A growing number of corporate investors and private equity firms are employing transactional risk insurance in merger and acquisition agreements to help accelerate M&A deals, experts say.

Janet Oliver, San Diego-based counsel with MoginRubin L.L.P., said transactional risk insurance, and specifically representative and warranty insurance, is “the cost of admission in doing these deals.”

“One interesting trend I’ve noticed is that private equity picked up on this trend a little earlier, but now we’re seeing more corporate buyers using these policies as well,” she said. “There does seem to be a drastic increase in the use of these policies in the last two years even though they have been around for maybe a decade or more.”

The increase could partially be due to fact “that we’ve also seen a lot of increased competition with a number of insurers who are writing these policies,” Ms. Oliver said.

A report by Marsh L.L.C. released last week said it placed 28% more transactional risk insurance policies globally in 2017 compared with 2016. Average limits placed also increased, rising 38% last year, driven by the size and number of transactions in which insurance is being used.

Marsh said that 2017 was the third consecutive year with transaction volumes in excess of $3 trillion. Corporate buyers continue to increase their use of transactional risk insurance and now represent 50% of the policy purchasers, which Marsh said was once almost exclusively the domain of private equity firms.

“In the last four to five years there’s been an explosion in usage,” said Richard Warren, Richmond, Virginia-based partner with Hunton Andrews Kurth L.L.P. “It’s almost become ubiquitous in the private equity market and its gaining a strong foothold in the strategic market.”

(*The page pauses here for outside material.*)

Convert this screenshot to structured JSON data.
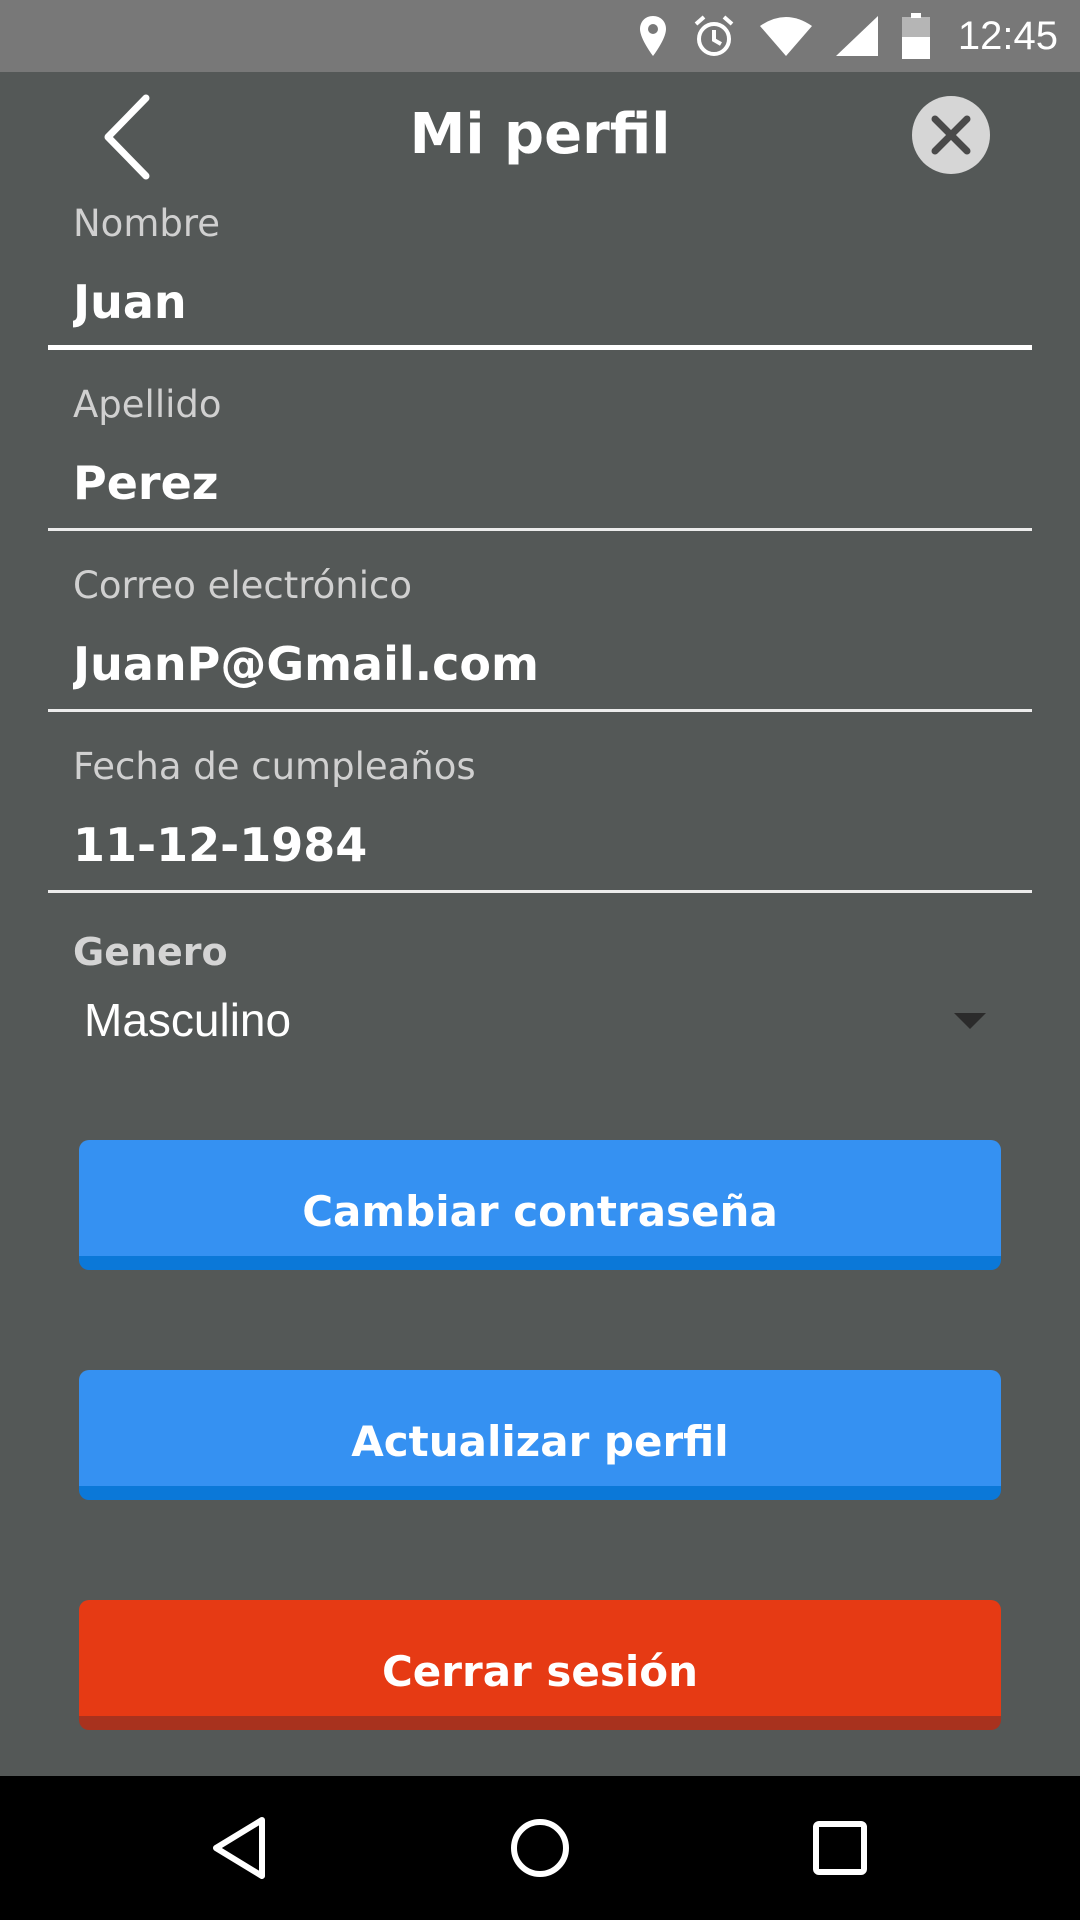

Worldwide M&A activity totaled $3.6 trillion during 2017, on par with 2016 levels and the fourth consecutive year to surpass $3 trillion, according to a Thomson Reuters Corp. analysis.

Worldwide M&A activity totaled $1.2 trillion during the first quarter of 2018, up 60% from the first quarter of 2017 and the strongest first quarter for global M&A since records began in 1980, according to the company.

“It’s a competitive M&A market, and it was once seen as something that would set aside a buyer, and now it’s something that’s expected of a buyer in this market,” Ms. Oliver said.

The insurance “also enables everyone to close quickly, which is also what businesspeople are looking for,” she said.

Transactional risk insurance “makes the negotiations easier between the buyer and the seller because the buyer does due diligence, the seller gives the buyer full access to due diligence, and they come up with a customary set of representations and warranties in the agreement for the transaction,” said Brian Hamilton, New York-based partner with Sullivan & Cromwell L.L.P.

“As for the cost of the insurance policy, buyers will take that into account as part of the deal price or sometimes the buyers and sellers will simply split the cost of the policy fifty-fifty,” he said. “In a deal that’s hundreds of millions of dollars, the price of a policy can be relatively small compared with the deal amount and it makes it easier to get a deal done by just going out and getting the policy because there’s one less thing to negotiate.”

Sellers like to make sure they are getting all the purchase price at the closing, Mr. Hamilton added. Indemnities were often backed by escrow, keeping a portion of the purchase price in escrow, which “could sit there a year or longer and this is a way to allow the seller to get all its money up front,” he said.

There is “definitely a sweet spot” for transactional risk insurance, describing it as primarily a middle market product for deals roughly between $50 million and $1 billion, Mr. Warren said.

“So, where you’re a financial investor or PE fund or pension fund and you’re acquiring a company, you’re more likely to use risk and warranty or any other type of transactional insurance than if you’re a large corporation making acquisitions,” he said.

There will always be certain transactions where transactional insurance is not an appropriate solution and “that’s not going to change,” Mr. Warren said. This would include target companies that have existing liabilities or real high-risk issues “that insurers cannot or just would never be willing to cover,” he said.

“But there’s plenty of room for growth,” Mr. Warren said. “More participating carriers and brokers, increasingly sophisticated users and more tailored products will lead to a really competitive market place with lower premiums, lower deductibles, and more expansive coverage. I see it growing.”